Однако всё, что она могла, – это с выравненным окрепшим телом расхаживать по дворцовым переходам, опираясь на руку дежурного офицера Сводного полка Сергея Апухтина, – и швырять о стены свои отскакивающие вопросы, и смотреть в немые тёмные окна.
Она гневно спрашивала у стен – но внутренне уже подготовлялась, что всё – возможно.
Царское Село было черно, неподвижно.
Не укрыла своей тревоги от рано поднявшейся Лили Ден (она спала близ спальни государыни, чтоб не оставить её одну на этаже). Обошли с ней детей. Анастасия – в жару, старшие две девочки плохи. А наследник, напротив, легче. Но их всех оберегали от внешних известий, оставляя еще в благой доле – лежать в Полутьме с жаром, сыпями и кашлем и совсем ничего не знать, не представлять о творящихся событиях.
Долги и мучительны были эти ночные часы до рассвета, не приносившие никакого разрешения и разгадки.
На память о них императрица подарила Апухтину свой платок в слезах и пепельницу императорского фарфорового завода.
От офицеров железнодорожного полка со станции пришёл слух, что царский поезд где-то остановлен бунтовщиками!
В 8 часов утра, уже в свету, пришёл доложить генерал Гротен: императорские поезда остановлены ночью в Малой Вишере и теперь не поспеют раньше полудня. Но и он не знал причин остановки.
Но ещё несколько часов? Но как остаться безопасными эти несколько часов? Уже вчера вечером бунтовал царскосельский гарнизон, уже вчера вечером шла громить дворцы мятежная толпа из Колпина, слава Богу не дошла, может быть из-за мороза. Но – сегодня?
Как не хотелось унижаться перед этими скотами думцами! И перед этим гнусным Родзянкой, говядиной Родзянкой! Но – уже посылала к нему флигель-адъютанта за распоряжением охранять дворцы, – и теперь уже легче был шаг: просить Гротена звонить немедленно Родзянке, спрашивать его – кто и почему смел задержать Государя?? И: может ли господин Родзянко сам приехать сюда для объяснений?
Самый шумный из бунтовщиков становился единственной законной опорой.
И не было от Государя никакой объяснительной телеграммы! У постели больных детей – ничего не знать об отце!
Ах, зачем же он не поехал по прямой линии через Дно, уже был бы тут?
Теперь слать телеграммы наудачу на разные станции по пути следования?

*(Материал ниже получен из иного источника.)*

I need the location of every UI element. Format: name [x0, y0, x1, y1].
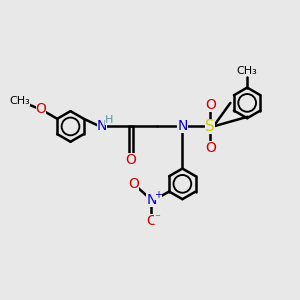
Text: ⁻: ⁻ — [154, 214, 160, 224]
Text: O: O — [128, 177, 139, 191]
Text: S: S — [206, 119, 215, 134]
Text: N: N — [177, 119, 188, 134]
Text: N: N — [146, 193, 157, 207]
Text: O: O — [36, 102, 46, 116]
Text: CH₃: CH₃ — [10, 96, 30, 106]
Text: O: O — [205, 141, 216, 154]
Text: O: O — [146, 214, 157, 228]
Text: O: O — [205, 98, 216, 112]
Text: H: H — [105, 115, 113, 125]
Text: N: N — [97, 119, 107, 134]
Text: CH₃: CH₃ — [237, 66, 257, 76]
Text: O: O — [125, 153, 136, 167]
Text: +: + — [154, 190, 162, 200]
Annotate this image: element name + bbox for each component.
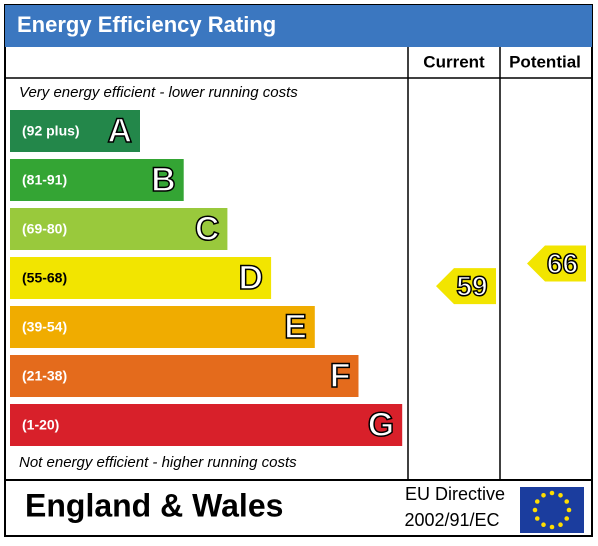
band-letter: F	[330, 357, 351, 395]
band-range: (92 plus)	[22, 123, 80, 139]
band-letter: A	[107, 112, 132, 150]
band	[10, 355, 359, 397]
band-range: (39-54)	[22, 319, 67, 335]
star	[558, 492, 563, 498]
band-letter: C	[195, 210, 220, 248]
rating-value: 59	[456, 270, 487, 301]
star	[558, 522, 563, 528]
band	[10, 404, 403, 446]
band	[10, 306, 315, 348]
star	[534, 516, 540, 521]
band-range: (81-91)	[22, 172, 67, 188]
eu-stars	[532, 490, 572, 530]
band	[10, 257, 272, 299]
title-bar	[5, 5, 592, 47]
band-range: (1-20)	[22, 417, 59, 433]
band	[10, 159, 184, 201]
star	[534, 499, 540, 504]
band-range: (55-68)	[22, 270, 67, 286]
band	[10, 110, 140, 152]
rating-value: 66	[547, 248, 578, 279]
bottom-note: Not energy efficient - higher running co…	[19, 454, 297, 471]
band	[10, 208, 228, 250]
star	[564, 516, 570, 521]
band-letter: D	[239, 259, 264, 297]
star	[564, 499, 570, 504]
star	[541, 522, 546, 528]
top-note: Very energy efficient - lower running co…	[19, 84, 298, 101]
star	[549, 490, 555, 496]
region: England & Wales	[25, 487, 283, 523]
star	[566, 507, 572, 513]
title: Energy Efficiency Rating	[17, 12, 276, 37]
column-header: Current	[423, 52, 485, 71]
rating-arrow	[436, 268, 496, 305]
directive: 2002/91/EC	[404, 510, 499, 530]
column-header: Potential	[509, 52, 581, 71]
directive: EU Directive	[405, 484, 505, 504]
band-letter: B	[151, 161, 176, 199]
band-letter: E	[284, 308, 307, 346]
band-range: (21-38)	[22, 368, 67, 384]
star	[541, 492, 546, 498]
band-range: (69-80)	[22, 221, 67, 237]
rating-arrow	[527, 245, 586, 282]
band-letter: G	[368, 406, 394, 444]
star	[549, 524, 555, 530]
star	[532, 507, 538, 513]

Да, но где же были – великие князья? Свора ничтожеств! Их голоса только и слышны, когда делить доходы удельного ведомства или хором защищать династических убийц. Сейчас они не только не неслись к императрице с помощью, не спешили ей телефонировать или приехать – но все затаились злорадно и ждали развязки. Что делал Кирилл? Ничтожный пустой хвастунишка, всегда она и видела его таким (но подсылал свою жену с выговорами к государыне!), – таким он и сейчас затаился. Ведь его гвардейский экипаж вот тут стоит – а где же он сам? А милый бесхарактерный Миша, весь в руках своей властной жены, даже и на этой войне так и не ставший человеком? А повеса, развратник, опустошённый Борис, только место занимающий казачьего походного атамана, ведь он не в Ставке сейчас, ведь он где-то здесь болтается, где же он? Да перебирая их многочисленные мужские ряды – императрица и вообразить и назвать не могла такого мужчину, который мог бы представить защиту. Все – тряпки и трусы. Один стареющий Павел хоть похож на мужчину.
Но – что же он делал – не делал? – с гвардией? Но – что ж он придумал и сделал со вчерашнего дня?
И ещё доложили: уходившая из дворца ночевать рота железнодорожного полка – не вернулась утром, как должна была.
Охрана таяла.
Хам Родзянко передал, что не может быть речи о его приезде – и ничего он не знает о причине задержки Государя.